3) I'm not seeing adequate diagnostics in my yarn application logs to determine why the executor fails (and it is a very laborious process to look at all the logs on the cluster nodes to determine the operational failure).  Is there a smart way to learn why an executor fails and to identify all failed executors from an already failed job?

4) Is there some setting I need to configure to get spark to be resilient against single node failures.

1 ACCEPTED SOLUTION

avatar
Contributor
1) currently, spark does not migrate to a different node (it may, but that would just be by chance).  There is work in-progress to add node blacklisting, but that hasn't been committed yet (https://issues.apache.org/jira/browse/SPARK-8426) 2) Task failure - some exception encounter while running a task, e.g user code throws exception or external to the task such as spark cannot read from HDFS, etc… Job failure - if a particular task fails 4 times then Sparks gives up and cancels the whole job Stage failure (this is the trickiest) - this happens when a task attempts to read the *shuffle* data from another node. If it fails to read that shuffle data then it assumes that the remote node is dead (failure may happen due to bad disk, network error, bad node, node overload with other tasks and not responding fast enough, etc…). This is when Spark thinks it needs to regenerate the input data so Spark mark the stage as failed and return the previous stage that generate the input data.
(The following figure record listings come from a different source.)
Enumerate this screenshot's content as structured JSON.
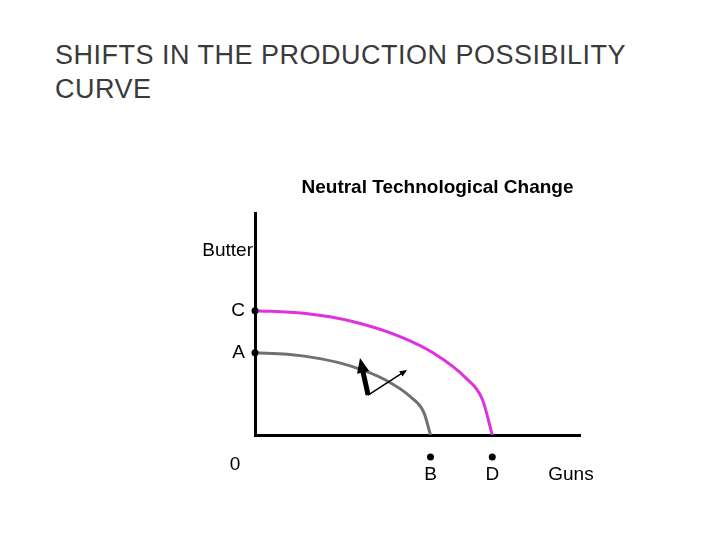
{
  "title": "SHIFTS IN THE PRODUCTION POSSIBILITY CURVE",
  "chart_data": {
    "type": "line",
    "title": "Neutral Technological Change",
    "x_label": "Guns",
    "y_label": "Butter",
    "xlim": [
      0,
      10
    ],
    "ylim": [
      0,
      10
    ],
    "grid": false,
    "tick_labels": false,
    "series": [
      {
        "color": "#707070",
        "x": [
          0,
          1,
          2,
          3,
          4,
          4.8,
          5.2,
          5.4
        ],
        "values": [
          3.7,
          3.64,
          3.44,
          3.08,
          2.49,
          1.7,
          1.0,
          0
        ]
      },
      {
        "color": "#e030e0",
        "x": [
          0,
          1.5,
          3,
          4.5,
          5.5,
          6.5,
          7,
          7.3
        ],
        "values": [
          5.6,
          5.48,
          5.11,
          4.41,
          3.68,
          2.55,
          1.59,
          0
        ]
      }
    ],
    "annotations": [
      {
        "text": "C",
        "x": 0,
        "y": 5.6
      },
      {
        "text": "A",
        "x": 0,
        "y": 3.7
      },
      {
        "text": "0",
        "x": 0,
        "y": 0
      },
      {
        "text": "B",
        "x": 5.4,
        "y": 0
      },
      {
        "text": "D",
        "x": 7.3,
        "y": 0
      }
    ]
  }
}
If the stage retry fails 4 times, Spark will give up assuming there the cluster has issue. 3) No great answer to this one. The best answer is really just using “yarn logs —applicationId ” to get all the logs in one file so it’s a bit easier to search through to find errors (rather than having to click the log one by one) 4) No, you don’t need any setting for that. Spark should be resilient to single node failures. With that said, there could be bugs in this area. if you encounter that is not the case, please provide the applicationId and cluster information so that I can collect logs and pass it on to our Spark team to analyze.

View solution in original post

1 REPLY 1

avatar
Contributor
1) currently, spark does not migrate to a different node (it may, but that would just be by chance).  There is work in-progress to add node blacklisting, but that hasn't been committed yet (https://issues.apache.org/jira/browse/SPARK-8426) 2) Task failure - some exception encounter while running a task, e.g user code throws exception or external to the task such as spark cannot read from HDFS, etc… Job failure - if a particular task fails 4 times then Sparks gives up and cancels the whole job Stage failure (this is the trickiest) - this happens when a task attempts to read the *shuffle* data from another node. If it fails to read that shuffle data then it assumes that the remote node is dead (failure may happen due to bad disk, network error, bad node, node overload with other tasks and not responding fast enough, etc…). This is when Spark thinks it needs to regenerate the input data so Spark mark the stage as failed and return the previous stage that generate the input data. If the stage retry fails 4 times, Spark will give up assuming there the cluster has issue. 3) No great answer to this one. The best answer is really just using “yarn logs —applicationId ” to get all the logs in one file so it’s a bit easier to search through to find errors (rather than having to click the log one by one) 4) No, you don’t need any setting for that. Spark should be resilient to single node failures. With that said, there could be bugs in this area. if you encounter that is not the case, please provide the applicationId and cluster information so that I can collect logs and pass it on to our Spark team to analyze.